1.    Financial health- is your finances ready? Do you know what you want? Building a house requires foundations to be poured. As with this example, you need to know what you want and also have the stability to pay for it in order to begin the real estate search. In addition to down payment, there are also closing costs associated with the transaction. It’s important to know that there are some lending institutions that have programs where you put little to no down payments at all. However it’s important to keep in mind that the less you put down, the more the monthly payment for your loan. So if you are able, it’s better to put more down. Make sure you have good credit, and it’s important to have all payment in the past year to be paid on time.

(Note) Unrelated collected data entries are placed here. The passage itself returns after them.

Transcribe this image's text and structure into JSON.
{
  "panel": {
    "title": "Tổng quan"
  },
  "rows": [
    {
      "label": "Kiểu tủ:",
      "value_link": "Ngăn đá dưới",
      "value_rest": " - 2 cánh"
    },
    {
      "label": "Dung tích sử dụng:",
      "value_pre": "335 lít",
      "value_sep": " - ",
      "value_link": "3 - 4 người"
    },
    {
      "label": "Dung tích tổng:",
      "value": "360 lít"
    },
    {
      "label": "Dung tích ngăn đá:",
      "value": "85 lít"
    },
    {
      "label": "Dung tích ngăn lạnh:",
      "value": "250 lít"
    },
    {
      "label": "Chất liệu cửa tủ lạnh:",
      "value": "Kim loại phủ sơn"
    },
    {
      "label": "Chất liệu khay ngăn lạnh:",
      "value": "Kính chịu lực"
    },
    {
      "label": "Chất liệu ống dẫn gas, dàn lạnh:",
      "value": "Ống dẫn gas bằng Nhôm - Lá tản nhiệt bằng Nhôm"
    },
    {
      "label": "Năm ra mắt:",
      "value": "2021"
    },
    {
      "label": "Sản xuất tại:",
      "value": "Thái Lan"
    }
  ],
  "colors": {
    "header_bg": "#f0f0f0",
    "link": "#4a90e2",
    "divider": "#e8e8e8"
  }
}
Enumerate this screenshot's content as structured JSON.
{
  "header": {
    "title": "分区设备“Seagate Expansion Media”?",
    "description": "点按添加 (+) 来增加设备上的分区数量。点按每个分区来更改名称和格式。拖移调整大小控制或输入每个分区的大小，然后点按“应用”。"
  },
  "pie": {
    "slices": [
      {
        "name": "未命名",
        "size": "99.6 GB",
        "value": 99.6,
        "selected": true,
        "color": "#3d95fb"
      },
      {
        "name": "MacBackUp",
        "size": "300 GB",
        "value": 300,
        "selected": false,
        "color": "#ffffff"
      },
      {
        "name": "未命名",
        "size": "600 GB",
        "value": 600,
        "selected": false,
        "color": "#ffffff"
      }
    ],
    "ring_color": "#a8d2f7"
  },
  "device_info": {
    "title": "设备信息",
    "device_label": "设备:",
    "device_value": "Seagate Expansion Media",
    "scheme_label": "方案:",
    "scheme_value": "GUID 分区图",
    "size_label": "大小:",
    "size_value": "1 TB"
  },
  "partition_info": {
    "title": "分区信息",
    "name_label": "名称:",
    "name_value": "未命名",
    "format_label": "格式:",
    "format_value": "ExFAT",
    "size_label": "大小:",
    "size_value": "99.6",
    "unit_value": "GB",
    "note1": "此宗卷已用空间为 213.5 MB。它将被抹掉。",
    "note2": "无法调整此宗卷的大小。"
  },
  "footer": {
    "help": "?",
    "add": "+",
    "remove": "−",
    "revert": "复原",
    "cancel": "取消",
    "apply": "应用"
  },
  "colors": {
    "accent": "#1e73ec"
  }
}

2.    Shop for a mortgage- There are several reasons to go shopping for a mortgage. First you’ll find out how much money you can actually borrow. Which has a lot to do to with how much you can buy. Be careful not to let lenders push you into a monthly payment you do not feel comfortable with. Stay away from “alternative” loans, like interest only mortgages. This is because if the value of your house goes down after you purchase it (which is not unreasonable in this marketplace), you’ll end up owing to the bank more than what your house is worth. Shopping around will also get you the “pre-approved” for the amount you would like to borrow. Besides all of this, sellers like pre-approved buyers because there’s less risk of the deal falling apart. Try to come up with 15-20 percent of the down payment. You may not have to put much down in some cases some lenders will lend you 0% down. But these loans are more risky and usually more expensive. Besides without the down payment you don’t own any piece of the house, the bank owns the whole thing.

3.    Find a lawyer- Ask Around, check out lawyers on websites. Make sure to at least talk with them to see how they charge. This is typically a fixed fee. Ask a lawyer as many questions as you can, but know they will probably only give you 5-10 minutes. Lawyers get paid by the hour. So they don’t like to give time for free. Find someone who is honest, direct and takes time to explain things.

4.    Do your research- find out what houses are selling for in your area? Look for selling prices, not asking prices. You can get these from your realtor or online. After finding the house you want, ask your realtor for comparable of recent sale of housing around the area, or same subdivision- if applicable.

5.    Find a realtor- Having a realtor possesses many advantages. Realtor’s know the market conditions as well as the market price for your home, and can save you a lot of money down the line. It is true that you can find most of these online today and also finding the right home at the right price. However the basic rule in real estate is that no two properties are alike, even if they are on the same street. Because of this, homes differ from contracting terms, financing terms can be different, as well as inspections terms and closing costs. In the grand scheme of things, negotiating, inspections, financing, marketing, and pricing, it makes sense to use an expert who is experienced in dealing with all of these matters. Please feel free to reach out to me directly to ask me any questions you may have, 626.757.4484 | Elliot@Elliot-Lee.com.

6.    Finding your new home- When you have found your dream house, it is important that you don’t fall in love with the house, as you might not get it. You do not have to offer the full asking price, however you do not want to “lowball” an offer either or the seller may tell you to take a hike. Find out the sellers circumstance and the reason they want to sell. If they’ve been waiting for years and want the highest possible price then it will be tough to negotiate the offer. If they already have another home, then they would be inclined to be more flexible on the negotiation.

7.    Call your lawyer- send your contracts for your lawyer to review. Be sure to read it carefully yourself. There are certain “standard clauses”, but there is no such thing as a standard real estate contract. Understand what each clause is, even if you don’t follow the language. This is why it is important to have an attorney who takes his or her time explaining you the details.

8.    When offer is accepted, you will be asked to put a “binder” deposit. Let’s say the equivalent of 1% until the contract is signed. Depending on state, some states give you a grace period of a few days to change your mind with no fault.

9.    Submit your mortgage application along with its application fee. Try to get your lenders to lock your rate before closing date. By law, lenders are required to give you an estimate of closing costs which can run anywhere from 1,000-10,000 dollars. Review all of these fees before you sign the loan contract. Some common closing fees include: attorney fee, title insurance, appraisal fee, home inspection, partial property taxes (if closing in the middle of the month), courier fees, mortgage points, government recording fee, transfer taxes.

10.  Bring checks to closing- bring extra checks to the closing.